Cession Commerce

Xavier Taccard, président de L'Office du commerce et de l'artisanat de Toulon et co-président des Vitrines de Toulon

Par Sophie Mensior - Le 28 / 10 / 2013
Suivre sur Twitter

Cumulant deux casquettes, président de l’Office du commerce et de l’Artisanat de Toulon (L’OCAT) et co-président de l’association les Vitrines de Toulon, Xavier Taccard explique comment évolue le commerce dans sa ville.

L'ouverture des commerces le dimanche n'est pas facile à mettre en oeuvre pour les petites structures

« L'ouverture des commerces le dimanche n'est pas facile à mettre en oeuvre pour les petites structures  »

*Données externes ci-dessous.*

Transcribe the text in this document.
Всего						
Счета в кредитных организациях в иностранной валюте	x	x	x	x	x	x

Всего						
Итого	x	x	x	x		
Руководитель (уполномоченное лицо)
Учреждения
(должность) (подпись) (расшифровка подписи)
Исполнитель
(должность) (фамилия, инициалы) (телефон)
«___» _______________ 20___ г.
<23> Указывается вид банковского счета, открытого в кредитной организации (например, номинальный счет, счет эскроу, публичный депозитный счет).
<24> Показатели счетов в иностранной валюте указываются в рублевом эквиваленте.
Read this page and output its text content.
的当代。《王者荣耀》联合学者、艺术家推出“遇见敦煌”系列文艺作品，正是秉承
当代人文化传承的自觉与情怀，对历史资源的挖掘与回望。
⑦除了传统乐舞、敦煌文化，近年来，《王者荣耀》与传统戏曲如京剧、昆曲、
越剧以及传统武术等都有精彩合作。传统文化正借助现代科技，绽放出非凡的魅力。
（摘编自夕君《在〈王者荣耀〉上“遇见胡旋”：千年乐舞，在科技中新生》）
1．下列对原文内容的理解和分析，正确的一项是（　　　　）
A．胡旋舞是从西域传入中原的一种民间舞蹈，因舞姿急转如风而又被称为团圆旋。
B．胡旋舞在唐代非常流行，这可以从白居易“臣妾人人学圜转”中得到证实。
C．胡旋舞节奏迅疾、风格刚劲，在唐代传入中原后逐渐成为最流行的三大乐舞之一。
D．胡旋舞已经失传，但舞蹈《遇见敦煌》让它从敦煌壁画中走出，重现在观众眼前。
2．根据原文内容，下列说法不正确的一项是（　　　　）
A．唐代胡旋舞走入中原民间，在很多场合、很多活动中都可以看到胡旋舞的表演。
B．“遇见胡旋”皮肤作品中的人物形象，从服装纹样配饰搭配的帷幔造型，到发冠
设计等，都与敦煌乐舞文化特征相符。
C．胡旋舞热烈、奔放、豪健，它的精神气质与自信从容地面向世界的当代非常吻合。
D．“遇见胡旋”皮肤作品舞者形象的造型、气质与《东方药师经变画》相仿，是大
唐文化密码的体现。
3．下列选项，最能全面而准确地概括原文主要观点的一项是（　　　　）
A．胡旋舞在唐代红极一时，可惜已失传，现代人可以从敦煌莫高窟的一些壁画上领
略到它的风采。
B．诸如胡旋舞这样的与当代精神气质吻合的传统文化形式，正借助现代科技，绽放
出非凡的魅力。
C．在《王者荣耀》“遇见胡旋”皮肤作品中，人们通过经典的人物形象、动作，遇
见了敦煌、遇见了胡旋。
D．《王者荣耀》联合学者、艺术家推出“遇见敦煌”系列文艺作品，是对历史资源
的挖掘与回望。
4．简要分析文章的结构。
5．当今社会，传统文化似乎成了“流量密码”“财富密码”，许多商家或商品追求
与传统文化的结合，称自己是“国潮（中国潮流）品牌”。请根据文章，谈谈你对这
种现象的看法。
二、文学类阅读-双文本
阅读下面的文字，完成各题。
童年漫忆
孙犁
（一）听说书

Présentez-nous l'association les Vitrines de Toulon ?
Elle ne représente que les commerçants du centre-ville car il y a d’autres associations par quartier. Nous avons entre 180 et 200 adhérents à jour de leur cotisation. Elle regroupe tous types de commerces, que ce soit les Galeries Lafayette ou les commerçants indépendants.  Aux côtés des plus anciens, il y a une nouvelle génération, qui veut faire bouger les choses.  Par exemple, on a progressé en termes d’ouverture des magasins. Il y a 6 ans, on ouvrait au moins un dimanche avant Noël.  Aujourd’hui, la totalité des adhérents ouvrent les trois dimanches de décembre. De même les ouvertures entre 12 et 14 h se sont généralisées. Idem pour le lundi : avant le centre-ville était sinistré mais les magasins étaient fermés ce jour là, ils le sont de moins en moins.
Il faudrait que nos magasins soient ouverts tous les jours de l’année mais ce n’est pas facile à mettre en place pour les petites structures, Il y a des freins purement humains.
 

Quelles sont  vos missions ?
L’Association gère les abonnements parkings, les différentes communications.  Notre travail est constitué par une somme de détails, rue par rue, place par place. Nous allons dans la bonne direction, même si cela ne va pas toujours assez vite,  le centre-ville devient de plus en plus agréable.
De son côté, L’OCAT a des missions plus générales  et une vision plus globale : il s’occupe du financement des heures gratuites de parking et du Fisac, que la mairie lui avait sous-traité.
 
Comment se porte le commerce en centre-ville de Toulon ?
De façon générale, il connait des difficultés en France. Mais à Toulon, ceux qui adhèrent à l’association ont moins de souci.  Selon une enquête menée sur l’ensemble de la ville fin 2012 et au premier trimestre 2013, 40 % des membres adhérents sont en progression de chiffre d’affaires, 30 % en stagnation et 30 % en baisse.
Nous avons 3 catégories de clients : ceux qui travaillent en centre-ville, ceux qui y font une démarche administrative et ceux qui viennent de l’agglomération pour faire des courses ou des activités culturelles. A cela, il faut ajouter la clientèle des croisiéristes, qui rendent le coeur de Toulon agréable et animé, et qui font également des achats. Nous attendons beaucoup de l’arrivée des étudiants.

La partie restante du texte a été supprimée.